I know that people can disagree and still love each other. My brain tells me that’s true based on my experiences in life. But if you should say, “You have no moral center because of how you chose to vote or which church you attend or what cause you support or what you don’t believe anymore” that stings. It’s like a knife to my soul and the wound takes so very long to heal. Disagreement, when done properly, is quite okay. I know that. But damn, I still fear disagreement will lead to disapproval. What can I say, I’m a work in progress and I’ll ponder this particular point for a while, yet.
I’m being very vulnerable here in writing about this fear. But it’s good for me as I sit here and try to process my tendency to people-pleasing. Also, and this is a huge problem, for some reason I greatly underestimate the friendships I have with people. And I have been told by friends that is upsetting to them. I’m stereotyping them based on what I know about them… which is exactly what I don’t anyone to do to me. I realize this is a blind spot in my life. And I’m working on it.

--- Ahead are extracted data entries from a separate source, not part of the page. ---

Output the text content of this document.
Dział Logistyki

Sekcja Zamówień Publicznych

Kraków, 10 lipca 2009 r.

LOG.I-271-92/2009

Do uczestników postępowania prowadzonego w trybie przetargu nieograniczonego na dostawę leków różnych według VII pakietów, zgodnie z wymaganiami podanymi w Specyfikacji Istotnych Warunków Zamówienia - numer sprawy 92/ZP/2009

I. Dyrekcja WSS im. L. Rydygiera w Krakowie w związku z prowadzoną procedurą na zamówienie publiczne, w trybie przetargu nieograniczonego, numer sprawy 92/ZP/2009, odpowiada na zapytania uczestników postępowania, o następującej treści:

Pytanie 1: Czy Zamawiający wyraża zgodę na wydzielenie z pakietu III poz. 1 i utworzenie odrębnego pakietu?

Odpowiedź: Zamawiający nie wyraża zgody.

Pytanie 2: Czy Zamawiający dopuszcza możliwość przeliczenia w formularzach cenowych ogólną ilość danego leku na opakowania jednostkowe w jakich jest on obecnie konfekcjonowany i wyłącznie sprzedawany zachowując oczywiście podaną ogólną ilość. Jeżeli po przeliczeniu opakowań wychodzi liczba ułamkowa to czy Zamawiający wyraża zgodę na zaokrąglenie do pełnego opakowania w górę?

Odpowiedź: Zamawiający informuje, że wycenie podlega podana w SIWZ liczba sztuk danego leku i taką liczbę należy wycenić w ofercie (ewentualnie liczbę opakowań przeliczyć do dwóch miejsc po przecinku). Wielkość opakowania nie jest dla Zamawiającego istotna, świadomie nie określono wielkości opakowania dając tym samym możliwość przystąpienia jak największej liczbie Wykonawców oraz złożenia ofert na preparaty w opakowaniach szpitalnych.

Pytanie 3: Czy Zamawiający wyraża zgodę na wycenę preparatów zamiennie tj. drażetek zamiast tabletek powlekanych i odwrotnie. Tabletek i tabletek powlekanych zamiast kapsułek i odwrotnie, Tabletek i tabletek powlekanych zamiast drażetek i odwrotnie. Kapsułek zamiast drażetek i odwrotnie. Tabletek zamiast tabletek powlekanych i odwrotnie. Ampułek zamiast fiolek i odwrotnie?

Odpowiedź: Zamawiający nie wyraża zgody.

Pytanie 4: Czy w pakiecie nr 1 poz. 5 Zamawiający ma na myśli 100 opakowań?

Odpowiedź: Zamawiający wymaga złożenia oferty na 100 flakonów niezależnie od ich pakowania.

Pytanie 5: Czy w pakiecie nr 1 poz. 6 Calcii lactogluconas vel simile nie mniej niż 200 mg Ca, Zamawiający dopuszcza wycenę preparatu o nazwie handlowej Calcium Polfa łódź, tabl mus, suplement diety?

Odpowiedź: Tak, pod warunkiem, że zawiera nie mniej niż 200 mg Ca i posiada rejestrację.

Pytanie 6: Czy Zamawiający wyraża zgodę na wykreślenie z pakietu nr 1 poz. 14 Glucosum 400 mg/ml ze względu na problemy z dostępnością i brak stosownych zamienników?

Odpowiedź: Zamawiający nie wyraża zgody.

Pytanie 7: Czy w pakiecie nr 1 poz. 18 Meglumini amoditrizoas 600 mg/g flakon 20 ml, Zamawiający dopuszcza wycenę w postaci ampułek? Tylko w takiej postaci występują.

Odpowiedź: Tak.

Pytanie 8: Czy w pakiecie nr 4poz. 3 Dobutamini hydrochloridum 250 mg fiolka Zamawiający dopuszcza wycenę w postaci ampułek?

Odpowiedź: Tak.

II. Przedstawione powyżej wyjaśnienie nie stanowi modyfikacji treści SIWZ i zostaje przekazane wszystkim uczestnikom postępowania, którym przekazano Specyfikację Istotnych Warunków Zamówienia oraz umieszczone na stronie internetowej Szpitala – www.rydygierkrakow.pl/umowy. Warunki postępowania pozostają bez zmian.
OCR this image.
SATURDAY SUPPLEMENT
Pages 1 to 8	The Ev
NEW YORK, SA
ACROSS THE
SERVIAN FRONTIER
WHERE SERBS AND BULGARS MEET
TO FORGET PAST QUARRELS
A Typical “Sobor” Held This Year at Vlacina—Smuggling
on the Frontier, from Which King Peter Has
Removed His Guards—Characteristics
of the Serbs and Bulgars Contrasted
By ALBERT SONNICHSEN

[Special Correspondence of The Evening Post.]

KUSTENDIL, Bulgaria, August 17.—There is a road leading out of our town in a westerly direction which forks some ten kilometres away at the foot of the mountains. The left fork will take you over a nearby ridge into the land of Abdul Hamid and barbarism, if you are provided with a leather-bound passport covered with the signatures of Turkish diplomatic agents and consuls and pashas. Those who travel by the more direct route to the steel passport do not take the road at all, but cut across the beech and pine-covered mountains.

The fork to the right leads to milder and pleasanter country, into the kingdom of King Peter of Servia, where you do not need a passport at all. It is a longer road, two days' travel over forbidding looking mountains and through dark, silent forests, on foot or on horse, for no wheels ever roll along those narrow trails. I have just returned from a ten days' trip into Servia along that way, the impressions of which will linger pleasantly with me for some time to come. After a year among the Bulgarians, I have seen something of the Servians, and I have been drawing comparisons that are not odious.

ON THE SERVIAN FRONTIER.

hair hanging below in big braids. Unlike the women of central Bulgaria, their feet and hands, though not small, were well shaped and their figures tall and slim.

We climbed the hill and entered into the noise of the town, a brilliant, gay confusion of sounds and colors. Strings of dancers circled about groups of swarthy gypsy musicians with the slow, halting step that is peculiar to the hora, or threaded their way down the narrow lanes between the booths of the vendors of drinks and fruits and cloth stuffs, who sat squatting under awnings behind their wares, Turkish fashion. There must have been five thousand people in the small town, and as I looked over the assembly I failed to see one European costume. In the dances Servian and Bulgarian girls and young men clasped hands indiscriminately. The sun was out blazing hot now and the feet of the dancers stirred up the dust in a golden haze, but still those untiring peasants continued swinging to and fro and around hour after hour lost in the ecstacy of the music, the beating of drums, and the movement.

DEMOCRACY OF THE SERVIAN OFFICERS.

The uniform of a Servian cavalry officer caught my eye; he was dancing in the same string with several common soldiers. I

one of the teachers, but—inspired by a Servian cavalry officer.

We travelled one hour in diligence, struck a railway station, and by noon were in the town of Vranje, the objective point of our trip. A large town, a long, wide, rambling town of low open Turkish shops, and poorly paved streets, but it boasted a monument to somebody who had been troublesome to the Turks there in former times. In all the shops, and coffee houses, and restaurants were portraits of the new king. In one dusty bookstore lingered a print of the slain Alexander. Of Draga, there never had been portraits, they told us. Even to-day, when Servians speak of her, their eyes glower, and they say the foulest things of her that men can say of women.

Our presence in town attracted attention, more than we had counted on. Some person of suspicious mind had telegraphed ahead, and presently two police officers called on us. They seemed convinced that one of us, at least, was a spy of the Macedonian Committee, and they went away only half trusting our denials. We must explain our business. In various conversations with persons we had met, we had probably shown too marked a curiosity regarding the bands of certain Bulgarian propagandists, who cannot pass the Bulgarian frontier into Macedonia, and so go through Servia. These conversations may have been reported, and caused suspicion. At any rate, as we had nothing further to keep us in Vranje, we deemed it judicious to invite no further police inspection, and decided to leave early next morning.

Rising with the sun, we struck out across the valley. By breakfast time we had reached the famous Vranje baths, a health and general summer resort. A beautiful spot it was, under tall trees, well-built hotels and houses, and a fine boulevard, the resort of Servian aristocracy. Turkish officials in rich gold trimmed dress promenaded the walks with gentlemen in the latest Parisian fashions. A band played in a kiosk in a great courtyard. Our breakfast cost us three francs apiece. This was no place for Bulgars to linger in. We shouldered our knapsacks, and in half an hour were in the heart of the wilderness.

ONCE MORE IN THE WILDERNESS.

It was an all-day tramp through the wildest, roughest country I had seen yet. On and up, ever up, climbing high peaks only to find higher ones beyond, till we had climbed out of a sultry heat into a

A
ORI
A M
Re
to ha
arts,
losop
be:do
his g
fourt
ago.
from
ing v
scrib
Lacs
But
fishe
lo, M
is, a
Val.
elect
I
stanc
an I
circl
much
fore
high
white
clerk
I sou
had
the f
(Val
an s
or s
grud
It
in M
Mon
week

All this to say, I’m going to find a middle ground. I’m not jumping in feet first and giving everyone the middle finger (Sorry, Hobbs, not my style), but I’m also going to begin to be more open about who I am and where I’ve landed after five years of questioning everything and learning to accept myself entirely as I am. I’ve been hiding too much for too long. To borrow a motif, I’m hiding in a closet within a closet within a closet within yet another closet. Hell, I’m halfway to Narnia hiding behind a sea of coats in this little wardrobe.
So, Wendy, I hope this answered your question. Maybe? If not, it certainly caused me to think about the topic the last few weeks. And I’m hoping that throughout the next few weeks and months, I can make progress with both my writing (I have a novel I’m trying to finish, too) and my people-pleasing induced fear.